PAP0256 - Pobreza, punição e intervenção social
As sociedades do vasto espectro capitalista na sua forma avançada apresentam, nas três últimas décadas, com importantes variações espácio-temporais, profundas transformações na estrutura e dinâmica da regulação estatal. Dois movimentos ocorrem concomitante e articuladamente, firmando a secular indissociabilidade entre política social e política penal: a retracção do Estado Social e o alargamento e endurecimento do Estado Penal. Este eleva os custos de uma menor resignação perante a insegurança social da parte de segmentos sociais menos capitalizados e por ela mais afectados; une-se, nos termos de Pierre Bourdieu, à «mão direita do Estado» e afasta-se da sua «mão esquerda».

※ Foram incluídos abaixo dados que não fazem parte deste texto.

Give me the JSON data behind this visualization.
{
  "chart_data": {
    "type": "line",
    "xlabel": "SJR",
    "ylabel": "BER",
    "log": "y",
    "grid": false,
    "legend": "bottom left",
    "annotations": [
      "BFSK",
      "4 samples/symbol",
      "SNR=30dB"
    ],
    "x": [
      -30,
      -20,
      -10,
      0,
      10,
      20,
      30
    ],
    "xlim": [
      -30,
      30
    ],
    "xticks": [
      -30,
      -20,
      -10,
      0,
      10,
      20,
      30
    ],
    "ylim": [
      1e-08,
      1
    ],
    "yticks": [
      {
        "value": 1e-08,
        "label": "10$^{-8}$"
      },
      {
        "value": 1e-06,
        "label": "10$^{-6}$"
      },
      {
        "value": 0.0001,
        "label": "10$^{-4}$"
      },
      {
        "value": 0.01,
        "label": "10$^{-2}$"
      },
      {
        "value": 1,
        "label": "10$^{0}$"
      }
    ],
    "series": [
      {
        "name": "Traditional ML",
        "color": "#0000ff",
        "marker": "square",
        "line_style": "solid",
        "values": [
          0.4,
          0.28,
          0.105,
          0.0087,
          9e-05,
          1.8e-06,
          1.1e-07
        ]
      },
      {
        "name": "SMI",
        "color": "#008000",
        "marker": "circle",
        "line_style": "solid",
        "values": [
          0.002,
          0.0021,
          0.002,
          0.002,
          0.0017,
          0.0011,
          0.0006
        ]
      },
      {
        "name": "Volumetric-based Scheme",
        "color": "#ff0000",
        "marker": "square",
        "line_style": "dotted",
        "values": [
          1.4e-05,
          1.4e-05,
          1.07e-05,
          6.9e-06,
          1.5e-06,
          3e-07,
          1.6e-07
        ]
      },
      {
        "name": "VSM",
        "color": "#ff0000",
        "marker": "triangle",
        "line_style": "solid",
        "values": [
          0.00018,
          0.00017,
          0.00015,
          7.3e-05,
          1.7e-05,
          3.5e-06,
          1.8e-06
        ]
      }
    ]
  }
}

A «tentação de recorrer às instituições judiciais e penitenciárias para jugular os efeitos da insegurança social engendrada pela imposição do salariato precário e pelo recuo correlativo da protecção social», exposta por Loïc Wacquant, revela-se particularmente heterogénea na sua forma e intensidade no caso europeu, por via da diversidade da configuração das sociedades, dos Estados Sociais e dos sistemas penais sobre a qual opera.
Uma parte significativa destes fenómenos em transformação atravessa a sociedade portuguesa contemporânea. O sentido e extensão específicos dos mesmos radicam na génese e estruturação dos processos de reprodução e mudança social, pautados por lógicas internas diferenciadas e pela confluência de oposições e afinidades com as formações sociais de capitalismo avançado.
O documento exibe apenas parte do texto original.